- There's lots of articles out there that contradict each other:
- exercise isn't good for you, can make you fatter, can cause you to eat more
- exercise makes you burn fat, so exercise more
- exercise makes you eat more, so exercise less
- do this cardio exercise and you'll burn the most fat
- building muscle helps you lose fat, so lift weights
- jog 5 miles a day and you're guaranteed to lose weight
- don't jog it's bad for your joints
- walk at a moderate pace for 30 minutes a day
- workout 3 times a week for 30 minutes each time
- workout 7 days a week for an hour each time, sweating til you drop
The answer is actually pretty simple, but finding your answer takes time and effort, and maybe a lot of trial and error.
Because the truth is, none of the above is true, and all of the above is true. You see, not everything will work for everyone, as several studies indicate. Some things that work really well for one person, are not necessarily going to work well for another.
Take this woman (Exercise Mistakes I used to Make) ... she says she pretty much exercised to death and was unhappy, and really got nowhere. She changes her form of exercise and that made a difference. What she does works for her, but that wouldn't work for me. I've already done what she's doing, and got nowhere doing that. To be fair, she's done a lot of other things (health wise) that also wouldn't work for me, BUT, they work for her. She had to find out by trial and error.
Exercise May Pile on the Pounds - Daily Mail) and wonder, right? Women's Health Magazine (Can Exercise Make you Gain Weight) researches some studies and notes that sometimes, even in the studies, some data is lacking and it's that data which might make a difference in the actual outcome or results from the studies (worth reading so please do).
Not everything is as it appears, even when you read well written articles!

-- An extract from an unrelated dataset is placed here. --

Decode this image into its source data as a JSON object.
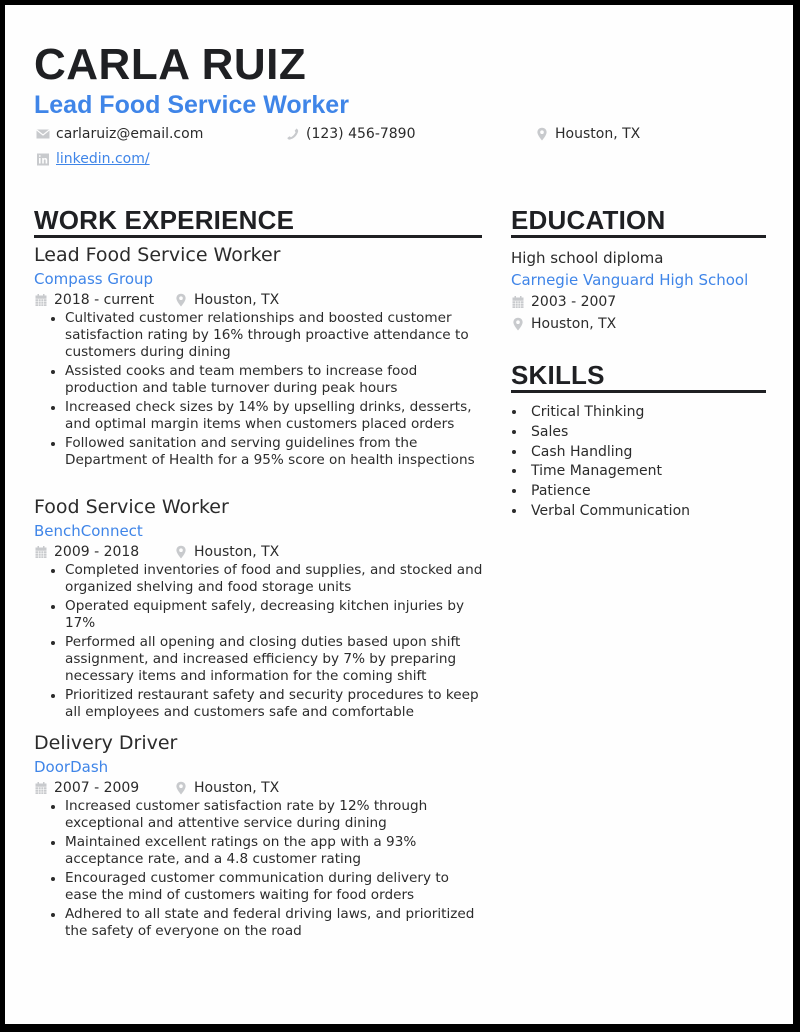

So ... what to do? That of course, has to be up to you. Not up to me, or to any other article you read. If you're very sedentary, it's probably not good to start off with a 1-hour sweat-til-you-drop workout.
The best thing is to see your doctor first. If you haven't had a physical in a while, it's a good idea. You wouldn't want any hidden or undiagnosed health condition to be made worse by starting a workout regimen that involves things you shouldn't do.
After my husband's last 5 years of surgeries I made him talk to his surgeons and oncologist when I realized he was probably pushing himself a little too much. As a result, we altered his workout routine to remove the leg press because it puts too much pressure on replaced hip joints, the vertical knee raises and chin ups (back and neck surgery and degenerative disc disease), a slower pace on the treadmill, and build muscle with a lesser weight (for now). If he hadn't checked with his doctors, he could be in the hospital having his hip replacement replaced again!
Talk with your doctor to find out what level you should begin at. Then, seriously, get a trainer to get started.
I started out on my own (years ago) and was doing okay but most of the gym machines intimidated me. I hired a good trainer (he was pushy, no guff) for 8 weeks (twice a week). Before we started, we discussed my health, my goals, what I'd accomplished so far (weight loss), what exercise I'd been doing at what levels, and he gave me a trial routine to test my strength and my flexibility, then, taking into account my health issues, worked out a progressive routine.
It was worth the money to get the trainer. I never once regretted spending it.
Unfortunately, I can't tell you what's going to work for you. What I did might not be what you need to accomplish your goals. It's trial and error ... and some things will work "at first" and you might have to change to others later.
We change, our bodies change, our eating habits change and we need to adapt our routines with them.
Does it seem daunting? Yeah, I know. It probably does. But the journey you take to get there isn't much different than life ... we learn as we go. If you really want to, you can do it.